The system architecture, as depicted in its flowchart, centers around a Core component that orchestrates interactions between various modules. Key technical components include:

  1. Memory System: Utilizes in-browser databases for persistence and contextual memory. DuckDB WASM provides a pure in-browser SQL database solution, and pglite offers a PostgreSQL-compatible in-browser database. A work-in-progress Memory Alaya system further enhances memory management, potentially incorporating advanced contextual understanding. Memory_PGVector is integrated for vector embeddings, supporting similarity search for retrieval-augmented generation (RAG).

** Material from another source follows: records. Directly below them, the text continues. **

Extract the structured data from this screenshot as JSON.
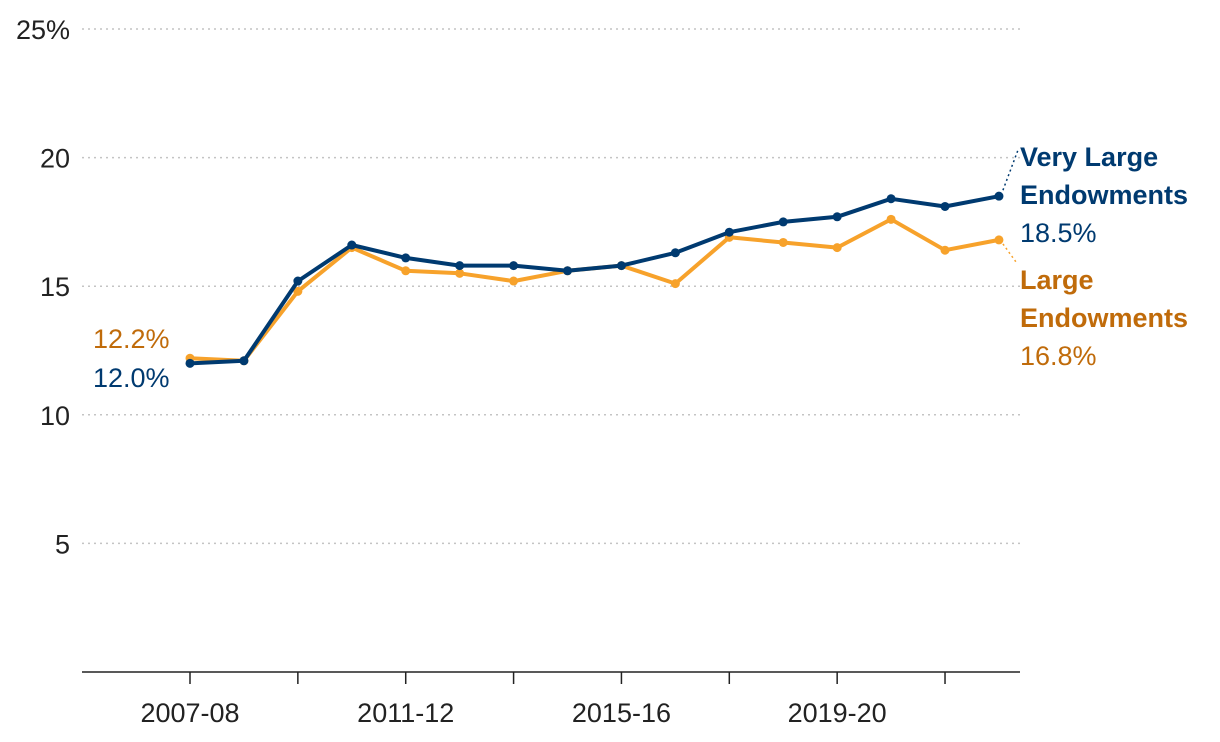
{
  "chart_data": {
    "type": "line",
    "x": [
      "2007-08",
      "2008-09",
      "2009-10",
      "2010-11",
      "2011-12",
      "2012-13",
      "2013-14",
      "2014-15",
      "2015-16",
      "2016-17",
      "2017-18",
      "2018-19",
      "2019-20",
      "2020-21",
      "2021-22",
      "2022-23"
    ],
    "x_tick_labels": [
      "2007-08",
      "",
      "",
      "",
      "2011-12",
      "",
      "",
      "",
      "2015-16",
      "",
      "",
      "",
      "2019-20",
      "",
      "",
      ""
    ],
    "y_ticks": [
      5,
      10,
      15,
      20,
      25
    ],
    "y_tick_labels": [
      "5",
      "10",
      "15",
      "20",
      "25%"
    ],
    "ylim": [
      0,
      25
    ],
    "grid": "horizontal dotted",
    "legend": "direct labels at line ends",
    "series": [
      {
        "name_lines": [
          "Very Large",
          "Endowments"
        ],
        "end_value_label": "18.5%",
        "start_value_label": "12.0%",
        "color": "#003a70",
        "values": [
          12.0,
          12.1,
          15.2,
          16.6,
          16.1,
          15.8,
          15.8,
          15.6,
          15.8,
          16.3,
          17.1,
          17.5,
          17.7,
          18.4,
          18.1,
          18.5
        ]
      },
      {
        "name_lines": [
          "Large",
          "Endowments"
        ],
        "end_value_label": "16.8%",
        "start_value_label": "12.2%",
        "color": "#f7a22b",
        "label_color": "#c06b0a",
        "values": [
          12.2,
          12.1,
          14.8,
          16.5,
          15.6,
          15.5,
          15.2,
          15.6,
          15.8,
          15.1,
          16.9,
          16.7,
          16.5,
          17.6,
          16.4,
          16.8
        ]
      }
    ]
  }
}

  2. LLM Integration (xsAI): The project's language model capabilities are powered by xsAI, an internal lightweight SDK for interacting with various LLM APIs. This highly modular system supports a wide array of commercial and open-source LLM providers including OpenAI, Anthropic Claude, Google Gemini, Groq, Mistral, and local inference solutions like vLLM and Ollama. This modularity allows for diverse conversational capabilities and model flexibility.
  3. Sensory Input (Ears) & Output (Mouth):
    • Speech Recognition (STT): Handles audio input from the browser or Discord clients. It performs client-side speech recognition and talking detection. unspeech acts as a universal endpoint proxy for ASR (Automatic Speech Recognition) and TTS (Text-to-Speech) services.
    • Speech Synthesis (TTS): Leverages third-party services like ElevenLabs for high-quality voice synthesis, enabling the AI character to "speak."
  4. Body (Visuals):
    • VRM Support: Allows integration and control of 3D VRM models, including dynamic animations (auto-blink, auto-look-at, idle eye movements) to enhance realism.
    • Live2D Support: Provides similar control over 2D Live2D models, enabling expressive character animations.
  5. Game Integration: A defining feature is the ability to interact with external applications, specifically games.
    • Factorio Agent (F_AGENT): Connects to Factorio servers via Factorio RCON API and utilizes the autorio library for in-game automation.
    • Minecraft Agent (MC_AGENT): Uses Mineflayer to interact with Minecraft servers.
These agents receive commands and provide feedback to the Core system, which then integrates game state into the character's responses and actions.
  1. UI Components: The front-end is built with Vue.js, TypeScript, and features StageUI for visual rendering, along with various UI and font libraries.

The project differentiates itself from other open-source VTuber projects by its deep integration of Web technologies from day one, its hybrid web/native performance architecture, and its comprehensive suite of features encompassing memory, multi-modal interaction, and game integration. It actively seeks contributions from developers, artists, and designers, fostering a collaborative environment to realize its vision of advanced digital companions.